DHCP server, follow this sequence:
- Boot up to the BCCD splash screen
- Hit F3, then type framebuffer_mode_number startdhcp (framebuffer_mode_number just refers to what screen resolution to use; 4 is 1024x768.)
- Enter the password we decide on the day of the event.
- Follow directions for trivial-net-setup. Hit Enter to select the highlighted answer and the arrow keys to change the selection.
- Say NO when it asks if it should autoconfigure with DHCP and YES/OK for everything else.
- When it asks for IP addresses, configure as in the examples
. You can just type in the addresses they use in the dialogs, which are
- IP address 192.168.1.1
- netmastk 255.255.255.0
- router address 192.168.1.254
- DNS server 192.168.1.1
- When you get to the option of logging in:
- Login as root, using the password listed at the login prompt
- Change the password.
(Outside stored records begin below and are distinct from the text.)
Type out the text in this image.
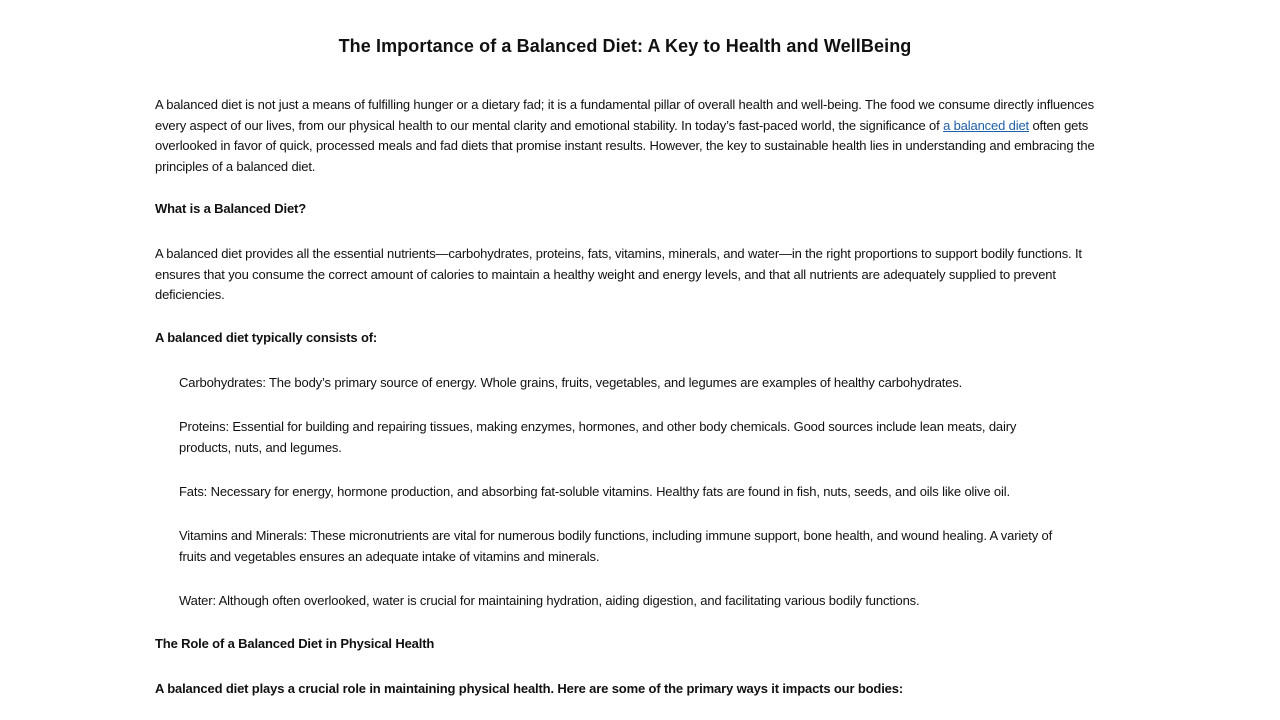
The Importance of a Balanced Diet: A Key to Health and WellBeing

A balanced diet is not just a means of fulfilling hunger or a dietary fad; it is a fundamental pillar of overall health and well-being. The food we consume directly influences every aspect of our lives, from our physical health to our mental clarity and emotional stability. In today’s fast-paced world, the significance of a balanced diet often gets overlooked in favor of quick, processed meals and fad diets that promise instant results. However, the key to sustainable health lies in understanding and embracing the principles of a balanced diet.

What is a Balanced Diet?

A balanced diet provides all the essential nutrients—carbohydrates, proteins, fats, vitamins, minerals, and water—in the right proportions to support bodily functions. It ensures that you consume the correct amount of calories to maintain a healthy weight and energy levels, and that all nutrients are adequately supplied to prevent deficiencies.

A balanced diet typically consists of:

Carbohydrates: The body’s primary source of energy. Whole grains, fruits, vegetables, and legumes are examples of healthy carbohydrates.

Proteins: Essential for building and repairing tissues, making enzymes, hormones, and other body chemicals. Good sources include lean meats, dairy products, nuts, and legumes.

Fats: Necessary for energy, hormone production, and absorbing fat-soluble vitamins. Healthy fats are found in fish, nuts, seeds, and oils like olive oil.

Vitamins and Minerals: These micronutrients are vital for numerous bodily functions, including immune support, bone health, and wound healing. A variety of fruits and vegetables ensures an adequate intake of vitamins and minerals.

Water: Although often overlooked, water is crucial for maintaining hydration, aiding digestion, and facilitating various bodily functions.

The Role of a Balanced Diet in Physical Health

A balanced diet plays a crucial role in maintaining physical health. Here are some of the primary ways it impacts our bodies:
If you are helping the owner, let the owner set the password.
- Copy the example code from wherever to ~bccd/src
- chmod -R bccd ~/src
- df to get a list of the mounted partitions
- umount partition for all of your local drive partitions, (e.g. umount /mnt/rw/discs/disc0/part3/home/fred) Macs don't seem to mount all your local drives.
- exit
- Sign in as bccd, with the password given earlier.
- Answer yes when it asks if you want to run a heartbeat.
Switch to LAM:
- edit ~/.bashrc
- edit the PATH line so that the line reads export PATH=/lam-mpi/bin:$PATH
- write file and quit
- source ~/.bashrc (or log out and log back in)
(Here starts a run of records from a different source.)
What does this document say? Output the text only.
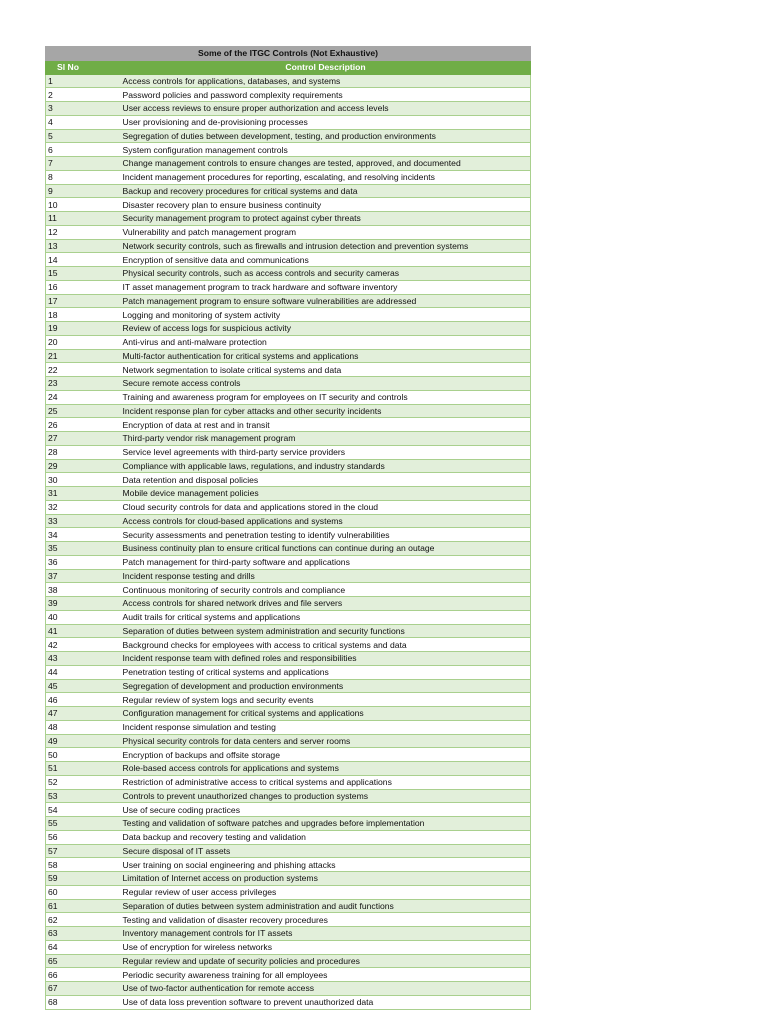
Some of the ITGC Controls (Not Exhaustive)	
Sl No	Control Description
1	Access controls for applications, databases, and systems
2	Password policies and password complexity requirements
3	User access reviews to ensure proper authorization and access levels
4	User provisioning and de-provisioning processes
5	Segregation of duties between development, testing, and production environments
6	System configuration management controls
7	Change management controls to ensure changes are tested, approved, and documented
8	Incident management procedures for reporting, escalating, and resolving incidents
9	Backup and recovery procedures for critical systems and data
10	Disaster recovery plan to ensure business continuity
11	Security management program to protect against cyber threats
12	Vulnerability and patch management program
13	Network security controls, such as firewalls and intrusion detection and prevention systems
14	Encryption of sensitive data and communications
15	Physical security controls, such as access controls and security cameras
16	IT asset management program to track hardware and software inventory
17	Patch management program to ensure software vulnerabilities are addressed
18	Logging and monitoring of system activity
19	Review of access logs for suspicious activity
20	Anti-virus and anti-malware protection
21	Multi-factor authentication for critical systems and applications
22	Network segmentation to isolate critical systems and data
23	Secure remote access controls
24	Training and awareness program for employees on IT security and controls
25	Incident response plan for cyber attacks and other security incidents
26	Encryption of data at rest and in transit
27	Third-party vendor risk management program
28	Service level agreements with third-party service providers
29	Compliance with applicable laws, regulations, and industry standards
30	Data retention and disposal policies
31	Mobile device management policies
32	Cloud security controls for data and applications stored in the cloud
33	Access controls for cloud-based applications and systems
34	Security assessments and penetration testing to identify vulnerabilities
35	Business continuity plan to ensure critical functions can continue during an outage
36	Patch management for third-party software and applications
37	Incident response testing and drills
38	Continuous monitoring of security controls and compliance
39	Access controls for shared network drives and file servers
40	Audit trails for critical systems and applications
41	Separation of duties between system administration and security functions
42	Background checks for employees with access to critical systems and data
43	Incident response team with defined roles and responsibilities
44	Penetration testing of critical systems and applications
45	Segregation of development and production environments
46	Regular review of system logs and security events
47	Configuration management for critical systems and applications
48	Incident response simulation and testing
49	Physical security controls for data centers and server rooms
50	Encryption of backups and offsite storage
51	Role-based access controls for applications and systems
52	Restriction of administrative access to critical systems and applications
53	Controls to prevent unauthorized changes to production systems
54	Use of secure coding practices
55	Testing and validation of software patches and upgrades before implementation
56	Data backup and recovery testing and validation
57	Secure disposal of IT assets
58	User training on social engineering and phishing attacks
59	Limitation of Internet access on production systems
60	Regular review of user access privileges
61	Separation of duties between system administration and audit functions
62	Testing and validation of disaster recovery procedures
63	Inventory management controls for IT assets
64	Use of encryption for wireless networks
65	Regular review and update of security policies and procedures
66	Periodic security awareness training for all employees
67	Use of two-factor authentication for remote access
68	Use of data loss prevention software to prevent unauthorized data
- For each node, rebuild the library cache:
- su - root (using the root password given)
- ldconfig -v | less
- exit (back to bccd)
- bccd-allowall (Answer yes.)
- bccd-snarfhosts
- recon -v ~/machines (It might take a few tries for this to work, not sure why.)
- lamboot -v ~/machines
You have the option of
Everybody needs to compile the target code.
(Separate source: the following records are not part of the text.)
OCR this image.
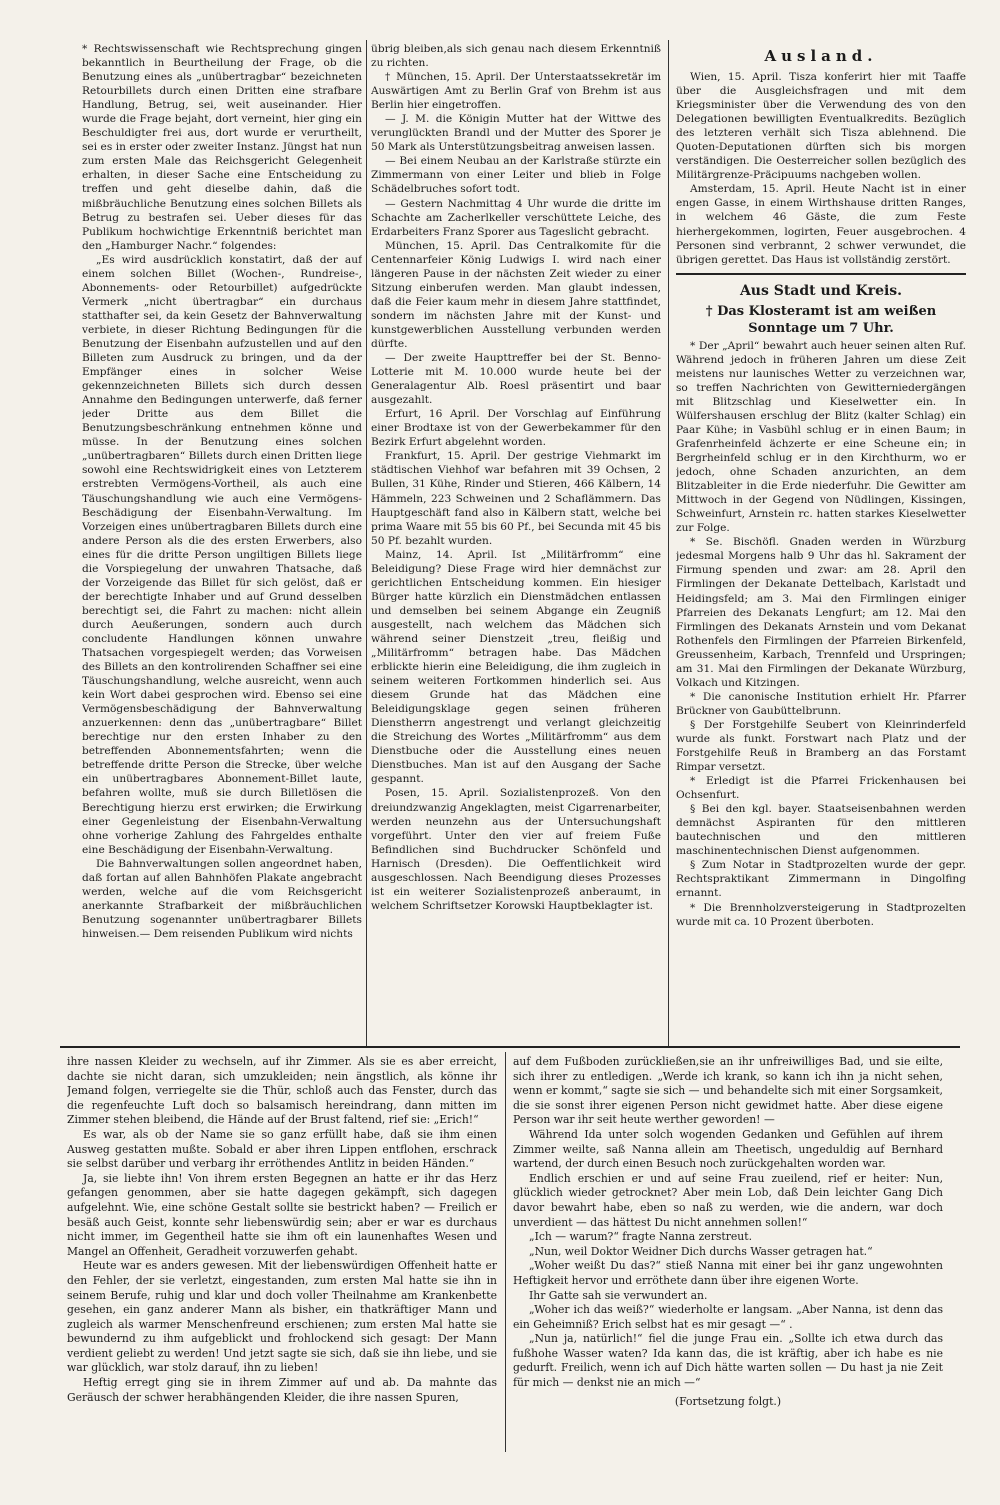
* Rechtswissenschaft wie Rechtsprechung gingen bekanntlich in Beurtheilung der Frage, ob die Benutzung eines als „unübertragbar“ bezeichneten Retourbillets durch einen Dritten eine strafbare Handlung, Betrug, sei, weit auseinander. Hier wurde die Frage bejaht, dort verneint, hier ging ein Beschuldigter frei aus, dort wurde er verurtheilt, sei es in erster oder zweiter Instanz. Jüngst hat nun zum ersten Male das Reichsgericht Gelegenheit erhalten, in dieser Sache eine Entscheidung zu treffen und geht dieselbe dahin, daß die mißbräuchliche Benutzung eines solchen Billets als Betrug zu bestrafen sei. Ueber dieses für das Publikum hochwichtige Erkenntniß berichtet man den „Hamburger Nachr.“ folgendes:

„Es wird ausdrücklich konstatirt, daß der auf einem solchen Billet (Wochen-, Rundreise-, Abonnements- oder Retourbillet) aufgedrückte Vermerk „nicht übertragbar“ ein durchaus statthafter sei, da kein Gesetz der Bahnverwaltung verbiete, in dieser Richtung Bedingungen für die Benutzung der Eisenbahn aufzustellen und auf den Billeten zum Ausdruck zu bringen, und da der Empfänger eines in solcher Weise gekennzeichneten Billets sich durch dessen Annahme den Bedingungen unterwerfe, daß ferner jeder Dritte aus dem Billet die Benutzungsbeschränkung entnehmen könne und müsse. In der Benutzung eines solchen „unübertragbaren“ Billets durch einen Dritten liege sowohl eine Rechtswidrigkeit eines von Letzterem erstrebten Vermögens-Vortheil, als auch eine Täuschungshandlung wie auch eine Vermögens-Beschädigung der Eisenbahn-Verwaltung. Im Vorzeigen eines unübertragbaren Billets durch eine andere Person als die des ersten Erwerbers, also eines für die dritte Person ungiltigen Billets liege die Vorspiegelung der unwahren Thatsache, daß der Vorzeigende das Billet für sich gelöst, daß er der berechtigte Inhaber und auf Grund desselben berechtigt sei, die Fahrt zu machen: nicht allein durch Aeußerungen, sondern auch durch concludente Handlungen können unwahre Thatsachen vorgespiegelt werden; das Vorweisen des Billets an den kontrolirenden Schaffner sei eine Täuschungshandlung, welche ausreicht, wenn auch kein Wort dabei gesprochen wird. Ebenso sei eine Vermögensbeschädigung der Bahnverwaltung anzuerkennen: denn das „unübertragbare“ Billet berechtige nur den ersten Inhaber zu den betreffenden Abonnementsfahrten; wenn die betreffende dritte Person die Strecke, über welche ein unübertragbares Abonnement-Billet laute, befahren wollte, muß sie durch Billetlösen die Berechtigung hierzu erst erwirken; die Erwirkung einer Gegenleistung der Eisenbahn-Verwaltung ohne vorherige Zahlung des Fahrgeldes enthalte eine Beschädigung der Eisenbahn-Verwaltung.

Die Bahnverwaltungen sollen angeordnet haben, daß fortan auf allen Bahnhöfen Plakate angebracht werden, welche auf die vom Reichsgericht anerkannte Strafbarkeit der mißbräuchlichen Benutzung sogenannter unübertragbarer Billets hinweisen.— Dem reisenden Publikum wird nichts

übrig bleiben,als sich genau nach diesem Erkenntniß zu richten.

† München, 15. April. Der Unterstaatssekretär im Auswärtigen Amt zu Berlin Graf von Brehm ist aus Berlin hier eingetroffen.

— J. M. die Königin Mutter hat der Wittwe des verunglückten Brandl und der Mutter des Sporer je 50 Mark als Unterstützungsbeitrag anweisen lassen.

— Bei einem Neubau an der Karlstraße stürzte ein Zimmermann von einer Leiter und blieb in Folge Schädelbruches sofort todt.

— Gestern Nachmittag 4 Uhr wurde die dritte im Schachte am Zacherlkeller verschüttete Leiche, des Erdarbeiters Franz Sporer aus Tageslicht gebracht.

München, 15. April. Das Centralkomite für die Centennarfeier König Ludwigs I. wird nach einer längeren Pause in der nächsten Zeit wieder zu einer Sitzung einberufen werden. Man glaubt indessen, daß die Feier kaum mehr in diesem Jahre stattfindet, sondern im nächsten Jahre mit der Kunst- und kunstgewerblichen Ausstellung verbunden werden dürfte.

— Der zweite Haupttreffer bei der St. Benno-Lotterie mit M. 10.000 wurde heute bei der Generalagentur Alb. Roesl präsentirt und baar ausgezahlt.

Erfurt, 16 April. Der Vorschlag auf Einführung einer Brodtaxe ist von der Gewerbekammer für den Bezirk Erfurt abgelehnt worden.

Frankfurt, 15. April. Der gestrige Viehmarkt im städtischen Viehhof war befahren mit 39 Ochsen, 2 Bullen, 31 Kühe, Rinder und Stieren, 466 Kälbern, 14 Hämmeln, 223 Schweinen und 2 Schaflämmern. Das Hauptgeschäft fand also in Kälbern statt, welche bei prima Waare mit 55 bis 60 Pf., bei Secunda mit 45 bis 50 Pf. bezahlt wurden.

Mainz, 14. April. Ist „Militärfromm“ eine Beleidigung? Diese Frage wird hier demnächst zur gerichtlichen Entscheidung kommen. Ein hiesiger Bürger hatte kürzlich ein Dienstmädchen entlassen und demselben bei seinem Abgange ein Zeugniß ausgestellt, nach welchem das Mädchen sich während seiner Dienstzeit „treu, fleißig und „Militärfromm“ betragen habe. Das Mädchen erblickte hierin eine Beleidigung, die ihm zugleich in seinem weiteren Fortkommen hinderlich sei. Aus diesem Grunde hat das Mädchen eine Beleidigungsklage gegen seinen früheren Dienstherrn angestrengt und verlangt gleichzeitig die Streichung des Wortes „Militärfromm“ aus dem Dienstbuche oder die Ausstellung eines neuen Dienstbuches. Man ist auf den Ausgang der Sache gespannt.

Posen, 15. April. Sozialistenprozeß. Von den dreiundzwanzig Angeklagten, meist Cigarrenarbeiter, werden neunzehn aus der Untersuchungshaft vorgeführt. Unter den vier auf freiem Fuße Befindlichen sind Buchdrucker Schönfeld und Harnisch (Dresden). Die Oeffentlichkeit wird ausgeschlossen. Nach Beendigung dieses Prozesses ist ein weiterer Sozialistenprozeß anberaumt, in welchem Schriftsetzer Korowski Hauptbeklagter ist.

Ausland.

Wien, 15. April. Tisza konferirt hier mit Taaffe über die Ausgleichsfragen und mit dem Kriegsminister über die Verwendung des von den Delegationen bewilligten Eventualkredits. Bezüglich des letzteren verhält sich Tisza ablehnend. Die Quoten-Deputationen dürften sich bis morgen verständigen. Die Oesterreicher sollen bezüglich des Militärgrenze-Präcipuums nachgeben wollen.

Amsterdam, 15. April. Heute Nacht ist in einer engen Gasse, in einem Wirthshause dritten Ranges, in welchem 46 Gäste, die zum Feste hierhergekommen, logirten, Feuer ausgebrochen. 4 Personen sind verbrannt, 2 schwer verwundet, die übrigen gerettet. Das Haus ist vollständig zerstört.

Aus Stadt und Kreis.
† Das Klosteramt ist am weißen Sonntage um 7 Uhr.

* Der „April“ bewahrt auch heuer seinen alten Ruf. Während jedoch in früheren Jahren um diese Zeit meistens nur launisches Wetter zu verzeichnen war, so treffen Nachrichten von Gewitterniedergängen mit Blitzschlag und Kieselwetter ein. In Wülfershausen erschlug der Blitz (kalter Schlag) ein Paar Kühe; in Vasbühl schlug er in einen Baum; in Grafenrheinfeld ächzerte er eine Scheune ein; in Bergrheinfeld schlug er in den Kirchthurm, wo er jedoch, ohne Schaden anzurichten, an dem Blitzableiter in die Erde niederfuhr. Die Gewitter am Mittwoch in der Gegend von Nüdlingen, Kissingen, Schweinfurt, Arnstein rc. hatten starkes Kieselwetter zur Folge.

* Se. Bischöfl. Gnaden werden in Würzburg jedesmal Morgens halb 9 Uhr das hl. Sakrament der Firmung spenden und zwar: am 28. April den Firmlingen der Dekanate Dettelbach, Karlstadt und Heidingsfeld; am 3. Mai den Firmlingen einiger Pfarreien des Dekanats Lengfurt; am 12. Mai den Firmlingen des Dekanats Arnstein und vom Dekanat Rothenfels den Firmlingen der Pfarreien Birkenfeld, Greussenheim, Karbach, Trennfeld und Urspringen; am 31. Mai den Firmlingen der Dekanate Würzburg, Volkach und Kitzingen.

* Die canonische Institution erhielt Hr. Pfarrer Brückner von Gaubüttelbrunn.

§ Der Forstgehilfe Seubert von Kleinrinderfeld wurde als funkt. Forstwart nach Platz und der Forstgehilfe Reuß in Bramberg an das Forstamt Rimpar versetzt.

* Erledigt ist die Pfarrei Frickenhausen bei Ochsenfurt.

§ Bei den kgl. bayer. Staatseisenbahnen werden demnächst Aspiranten für den mittleren bautechnischen und den mittleren maschinentechnischen Dienst aufgenommen.

§ Zum Notar in Stadtprozelten wurde der gepr. Rechtspraktikant Zimmermann in Dingolfing ernannt.

* Die Brennholzversteigerung in Stadtprozelten wurde mit ca. 10 Prozent überboten.

ihre nassen Kleider zu wechseln, auf ihr Zimmer. Als sie es aber erreicht, dachte sie nicht daran, sich umzukleiden; nein ängstlich, als könne ihr Jemand folgen, verriegelte sie die Thür, schloß auch das Fenster, durch das die regenfeuchte Luft doch so balsamisch hereindrang, dann mitten im Zimmer stehen bleibend, die Hände auf der Brust faltend, rief sie: „Erich!“

Es war, als ob der Name sie so ganz erfüllt habe, daß sie ihm einen Ausweg gestatten mußte. Sobald er aber ihren Lippen entflohen, erschrack sie selbst darüber und verbarg ihr erröthendes Antlitz in beiden Händen.“

Ja, sie liebte ihn! Von ihrem ersten Begegnen an hatte er ihr das Herz gefangen genommen, aber sie hatte dagegen gekämpft, sich dagegen aufgelehnt. Wie, eine schöne Gestalt sollte sie bestrickt haben? — Freilich er besäß auch Geist, konnte sehr liebenswürdig sein; aber er war es durchaus nicht immer, im Gegentheil hatte sie ihm oft ein launenhaftes Wesen und Mangel an Offenheit, Geradheit vorzuwerfen gehabt.

Heute war es anders gewesen. Mit der liebenswürdigen Offenheit hatte er den Fehler, der sie verletzt, eingestanden, zum ersten Mal hatte sie ihn in seinem Berufe, ruhig und klar und doch voller Theilnahme am Krankenbette gesehen, ein ganz anderer Mann als bisher, ein thatkräftiger Mann und zugleich als warmer Menschenfreund erschienen; zum ersten Mal hatte sie bewundernd zu ihm aufgeblickt und frohlockend sich gesagt: Der Mann verdient geliebt zu werden! Und jetzt sagte sie sich, daß sie ihn liebe, und sie war glücklich, war stolz darauf, ihn zu lieben!

Heftig erregt ging sie in ihrem Zimmer auf und ab. Da mahnte das Geräusch der schwer herabhängenden Kleider, die ihre nassen Spuren,

auf dem Fußboden zurückließen,sie an ihr unfreiwilliges Bad, und sie eilte, sich ihrer zu entledigen. „Werde ich krank, so kann ich ihn ja nicht sehen, wenn er kommt,“ sagte sie sich — und behandelte sich mit einer Sorgsamkeit, die sie sonst ihrer eigenen Person nicht gewidmet hatte. Aber diese eigene Person war ihr seit heute werther geworden! —

Während Ida unter solch wogenden Gedanken und Gefühlen auf ihrem Zimmer weilte, saß Nanna allein am Theetisch, ungeduldig auf Bernhard wartend, der durch einen Besuch noch zurückgehalten worden war.

Endlich erschien er und auf seine Frau zueilend, rief er heiter: Nun, glücklich wieder getrocknet? Aber mein Lob, daß Dein leichter Gang Dich davor bewahrt habe, eben so naß zu werden, wie die andern, war doch unverdient — das hättest Du nicht annehmen sollen!“

„Ich — warum?“ fragte Nanna zerstreut.

„Nun, weil Doktor Weidner Dich durchs Wasser getragen hat.“

„Woher weißt Du das?“ stieß Nanna mit einer bei ihr ganz ungewohnten Heftigkeit hervor und erröthete dann über ihre eigenen Worte.

Ihr Gatte sah sie verwundert an.

„Woher ich das weiß?“ wiederholte er langsam. „Aber Nanna, ist denn das ein Geheimniß? Erich selbst hat es mir gesagt —“ .

„Nun ja, natürlich!“ fiel die junge Frau ein. „Sollte ich etwa durch das fußhohe Wasser waten? Ida kann das, die ist kräftig, aber ich habe es nie gedurft. Freilich, wenn ich auf Dich hätte warten sollen — Du hast ja nie Zeit für mich — denkst nie an mich —“

(Fortsetzung folgt.)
- bccd-syncdir ~bccd/src ~/machines
- cp -r dirname/cs521.arch ~bccd/cs521 (where dirname is the tmp dir name and arch is either x86 or ppc, e.g. cp -r /tmp/6g2w98s/cs521.x86 ~bccd/cs521)
- cd ~bccd/cs521
- make
- run the program
As more machines come online, you might need to refresh your system state:
- bccd-allowall
- bccd-snarfhosts
- recon -v ~/machines
There is some order dependency that Ducky hasn't quite figured out yet; keep doing those and eventually it will all get settled out.